I also like how B&W have made Thorne into a more reasonable, sympathetic character. In the books he was a martinet for Jon to overcome, but here he’s simply embittered and actually has some good points to make. They’ve got Janos Slynt to cover the “unreasonable admin” angle.

I was bummed that Mole’s Town just looked like a shitty town. In the book it consists mostly of a series of underground tunnels, which I would have liked to have seen.

Also, Bronn turns down to fight as Tyrion’s champion because Cersei promises him a knighthood if he doesn’t. Shae does show up again at the trial, where she betrays Tyrion and says that she conspired with Sansa to kill Joffrey. The emphasis on her being gone will make this all the more shocking (!!) when she appears and lies.

Even with that, though, the way they built it up with Tyrion screaming and being mean to Shae will make him look like a shit for murdering her. Weird decision by the showrunners, as I’m sure he’s going to lose some fans now if they follow that part of the book.

Yeah, I noted that too. I imagine it was too expensive to build a place like that when Styr & Company are going to burn it down in an episode or two anyway.

Not quite – in the books, Bronn is knighted due to his service in the Battle of Blackwater, just like in the show. Cersei arranges for him to marry Lollys, the long-suffering daughter of a middling house, and although he doesn’t technically betray Tyrion, he doesn’t do anything to help his cause.

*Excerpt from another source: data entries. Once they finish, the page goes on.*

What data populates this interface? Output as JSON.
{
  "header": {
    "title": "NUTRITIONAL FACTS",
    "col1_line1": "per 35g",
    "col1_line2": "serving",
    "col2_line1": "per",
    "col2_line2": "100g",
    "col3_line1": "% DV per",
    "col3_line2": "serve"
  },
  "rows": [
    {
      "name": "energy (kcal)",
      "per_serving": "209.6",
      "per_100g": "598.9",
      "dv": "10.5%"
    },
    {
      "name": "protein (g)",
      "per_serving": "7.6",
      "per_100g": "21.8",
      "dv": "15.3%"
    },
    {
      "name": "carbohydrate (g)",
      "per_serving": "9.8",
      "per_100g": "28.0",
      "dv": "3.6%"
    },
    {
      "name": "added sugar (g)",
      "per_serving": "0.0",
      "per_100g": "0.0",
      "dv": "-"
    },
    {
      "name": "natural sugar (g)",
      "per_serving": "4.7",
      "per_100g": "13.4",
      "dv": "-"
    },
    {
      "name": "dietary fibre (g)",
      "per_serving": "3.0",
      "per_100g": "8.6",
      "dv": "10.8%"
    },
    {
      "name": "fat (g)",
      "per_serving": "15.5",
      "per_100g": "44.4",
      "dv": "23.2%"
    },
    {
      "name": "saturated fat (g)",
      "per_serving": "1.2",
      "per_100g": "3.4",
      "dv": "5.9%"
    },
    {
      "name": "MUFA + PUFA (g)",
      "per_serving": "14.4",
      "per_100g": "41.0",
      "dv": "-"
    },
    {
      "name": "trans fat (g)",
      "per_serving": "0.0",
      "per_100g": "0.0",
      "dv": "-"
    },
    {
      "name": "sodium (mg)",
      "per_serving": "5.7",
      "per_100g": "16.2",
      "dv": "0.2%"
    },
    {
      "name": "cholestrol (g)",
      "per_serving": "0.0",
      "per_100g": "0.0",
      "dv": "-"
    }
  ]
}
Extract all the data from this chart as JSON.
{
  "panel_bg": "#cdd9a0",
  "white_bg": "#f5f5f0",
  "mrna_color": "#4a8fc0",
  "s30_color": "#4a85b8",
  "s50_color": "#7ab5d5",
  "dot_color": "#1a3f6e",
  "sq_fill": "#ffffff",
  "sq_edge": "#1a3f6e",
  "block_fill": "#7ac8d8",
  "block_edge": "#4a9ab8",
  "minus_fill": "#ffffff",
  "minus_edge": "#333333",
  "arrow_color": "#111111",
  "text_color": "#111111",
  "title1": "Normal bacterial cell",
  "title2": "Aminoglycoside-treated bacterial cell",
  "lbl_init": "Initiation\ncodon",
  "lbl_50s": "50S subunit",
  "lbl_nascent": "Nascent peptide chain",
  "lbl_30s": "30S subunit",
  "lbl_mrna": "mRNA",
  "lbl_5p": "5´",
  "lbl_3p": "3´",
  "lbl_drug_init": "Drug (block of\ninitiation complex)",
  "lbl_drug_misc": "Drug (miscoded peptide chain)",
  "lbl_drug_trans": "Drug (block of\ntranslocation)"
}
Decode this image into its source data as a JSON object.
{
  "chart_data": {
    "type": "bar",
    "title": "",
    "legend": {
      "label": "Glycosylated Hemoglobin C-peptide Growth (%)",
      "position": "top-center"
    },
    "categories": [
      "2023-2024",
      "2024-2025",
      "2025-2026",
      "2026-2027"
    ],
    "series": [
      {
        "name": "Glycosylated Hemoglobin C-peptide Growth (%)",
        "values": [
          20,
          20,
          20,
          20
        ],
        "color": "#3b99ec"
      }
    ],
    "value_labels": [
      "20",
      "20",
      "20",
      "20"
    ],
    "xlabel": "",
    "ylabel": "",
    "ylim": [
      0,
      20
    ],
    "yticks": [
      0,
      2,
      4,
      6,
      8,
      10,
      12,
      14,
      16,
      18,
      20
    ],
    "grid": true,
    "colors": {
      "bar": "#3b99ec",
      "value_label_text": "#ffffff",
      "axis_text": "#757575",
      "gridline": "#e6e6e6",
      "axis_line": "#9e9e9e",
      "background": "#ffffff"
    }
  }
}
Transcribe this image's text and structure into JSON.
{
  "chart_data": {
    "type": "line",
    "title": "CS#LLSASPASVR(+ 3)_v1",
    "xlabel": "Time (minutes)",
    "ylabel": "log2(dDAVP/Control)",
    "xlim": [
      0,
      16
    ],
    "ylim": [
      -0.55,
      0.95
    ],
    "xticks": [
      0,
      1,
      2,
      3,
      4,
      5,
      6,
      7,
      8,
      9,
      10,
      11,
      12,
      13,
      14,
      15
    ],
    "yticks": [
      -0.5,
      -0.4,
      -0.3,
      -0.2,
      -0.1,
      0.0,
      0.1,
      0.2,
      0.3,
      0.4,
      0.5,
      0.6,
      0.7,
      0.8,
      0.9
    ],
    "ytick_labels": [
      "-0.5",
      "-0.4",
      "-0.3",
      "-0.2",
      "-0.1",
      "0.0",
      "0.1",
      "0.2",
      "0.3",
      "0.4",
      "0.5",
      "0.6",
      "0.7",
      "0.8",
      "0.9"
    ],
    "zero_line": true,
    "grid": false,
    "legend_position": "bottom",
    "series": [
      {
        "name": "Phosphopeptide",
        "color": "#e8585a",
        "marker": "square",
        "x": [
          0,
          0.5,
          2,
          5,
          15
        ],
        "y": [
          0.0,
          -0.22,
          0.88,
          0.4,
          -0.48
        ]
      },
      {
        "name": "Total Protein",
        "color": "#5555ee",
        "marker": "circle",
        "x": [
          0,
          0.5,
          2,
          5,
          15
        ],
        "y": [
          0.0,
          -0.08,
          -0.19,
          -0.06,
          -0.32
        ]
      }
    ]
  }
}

I don’t know about that. I think they established early and often that Tyrion adores her and that everything he did was to save her life - and I can’t imagine that too many in the audience would fail to recognize the fact.

I like to think of the scene where Tyrion yells at Shae to be like the scene in Harry and the Hendersons where John Lithgow throws rocks at Harry to make him go away.

…although the sex scenes between Harry and the father felt more forced.

“Harry, I wish I knew how to quit you.”